Several of the studio members were part of the Art School Cheerleaders troop. This performance art group, which began at the School of the Museum of Fine Arts, used Cheerleading as a medium for satirical commentary about the art world and to advocate for arts funding.

Bad Girrls Studios hosted workshops and organized community gatherings to discuss the arts. Inspired by Jessica Brand's participation in the National Association of Artists' Organizations' (NAAO) "Co-Generate Project" (1999-2000), a think tank style leadership and development research initiative for arts professionals under the age of thirty (funded by the National Endowment for the Arts & Rockefeller Foundation), Bad Girrls Studios hosted a gathering of emerging Boston-based arts professionals and organizers working in dance, writing, theatre, music and visual art. The group engaged in dialogue and documented their perspectives of art's relationship to current social concerns, the 'alternative arts' model, empowering artist's access to visibility, and the future of art aesthetics. In 1999, the studio opened its doors to local Boston youth as part of an after-school arts drop-in center in which children engaged in imaginative drawing and painting.
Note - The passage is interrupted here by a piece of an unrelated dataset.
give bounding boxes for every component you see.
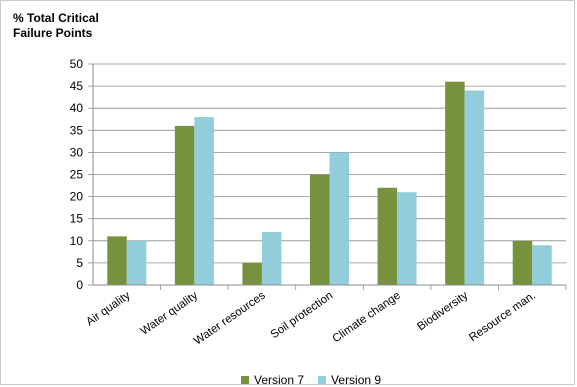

Jessica Brand derived her inspiration to establish the non-profit artist run gallery from the passion and work produced by her aunt Alida Walsh (1933-2000), a New York City artist, educator and activist who worked in film, sculpture, and multi-media most active in the 1960s and 1970s. Bad Girrls Studios was also influenced by an important performance art space in Boston during that time, Mobius Artists Group, that brought cutting-edge performance artists to Boston through an international exchange program. Mobius had been founded by another member of the School of the Museum of Fine Arts community, instructor Marilyn Arsem.

Some notable artists as well as studio members working in visual, media & performance art included Justin Lieberman, Dana Moser, Jeff Warmouth, Yoriko Shiraishi, Joan Pamboukes, Sister Spit, Jake the Puppet Master, Duncan Wilder Johnson, Dame Darcey and the Cha Cha Caberet.
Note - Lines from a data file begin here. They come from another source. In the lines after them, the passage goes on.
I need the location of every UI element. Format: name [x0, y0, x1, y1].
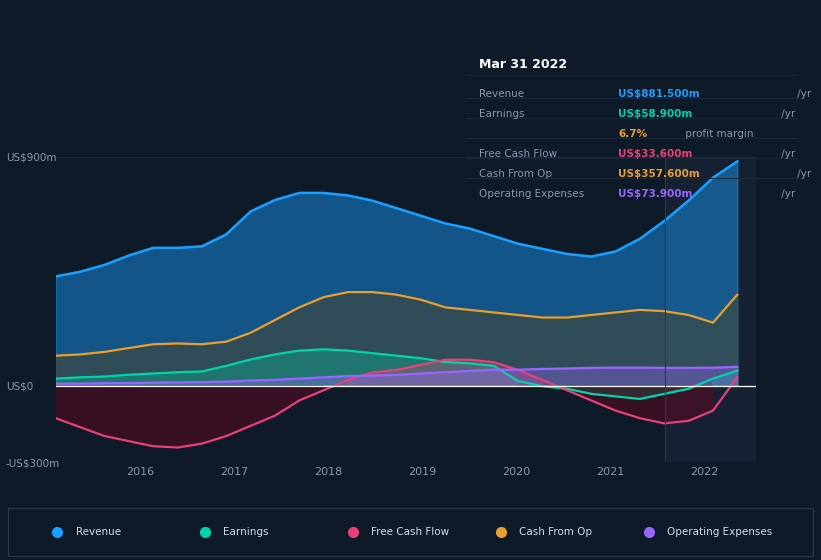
Text: US$33.600m: US$33.600m — [618, 149, 693, 159]
Text: Cash From Op: Cash From Op — [479, 169, 552, 179]
Text: Operating Expenses: Operating Expenses — [479, 189, 584, 199]
Text: Earnings: Earnings — [223, 527, 268, 537]
Text: Mar 31 2022: Mar 31 2022 — [479, 58, 567, 71]
Text: US$881.500m: US$881.500m — [618, 89, 700, 99]
Bar — [665, 157, 803, 462]
Text: Operating Expenses: Operating Expenses — [667, 527, 772, 537]
Text: Free Cash Flow: Free Cash Flow — [479, 149, 557, 159]
Text: 6.7%: 6.7% — [618, 129, 648, 139]
Text: /yr: /yr — [778, 189, 796, 199]
Text: US$357.600m: US$357.600m — [618, 169, 700, 179]
Text: /yr: /yr — [794, 89, 811, 99]
Text: /yr: /yr — [794, 169, 811, 179]
Text: profit margin: profit margin — [682, 129, 754, 139]
Text: /yr: /yr — [778, 109, 796, 119]
Text: Revenue: Revenue — [76, 527, 121, 537]
Bar — [8, 508, 813, 556]
Text: Earnings: Earnings — [479, 109, 525, 119]
Text: US$58.900m: US$58.900m — [618, 109, 693, 119]
Text: US$73.900m: US$73.900m — [618, 189, 693, 199]
Text: Free Cash Flow: Free Cash Flow — [371, 527, 449, 537]
Text: Revenue: Revenue — [479, 89, 524, 99]
Text: Cash From Op: Cash From Op — [519, 527, 592, 537]
Text: /yr: /yr — [778, 149, 796, 159]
Bad Girrls Studios invited touring and local musical acts to produce events of musical genres ranging from jazz, opera, sound art, alternative rock, blue-grass, roots, mamba, punk rock and hardcore. Some notable musicians that performed at Bad Girrls Studios include: Saturnalia String Trio, Daniel Carter, Nmperign, Miracle Orchestra, Mamashoe, Babaloo, Marc Chillemi, Jossie Perez, Kaffe Mathews, Bonfire Madigan, Jessica Ryan, Mr. Airplane Man, Lars Vegas and Lightning Bolt.

Other important arts-focused organizations located in Boston's Jamaica Plain's neighborhood during the 1990s include the Jamaica Plain Firehouse Arts Center, The Footlight Club, The Elliot School of Fire & Applied Arts, The Boston Photo Collaborative, Spontaneous Celebrations, Jamaica Plain Arts Council, and Green Street Gallery.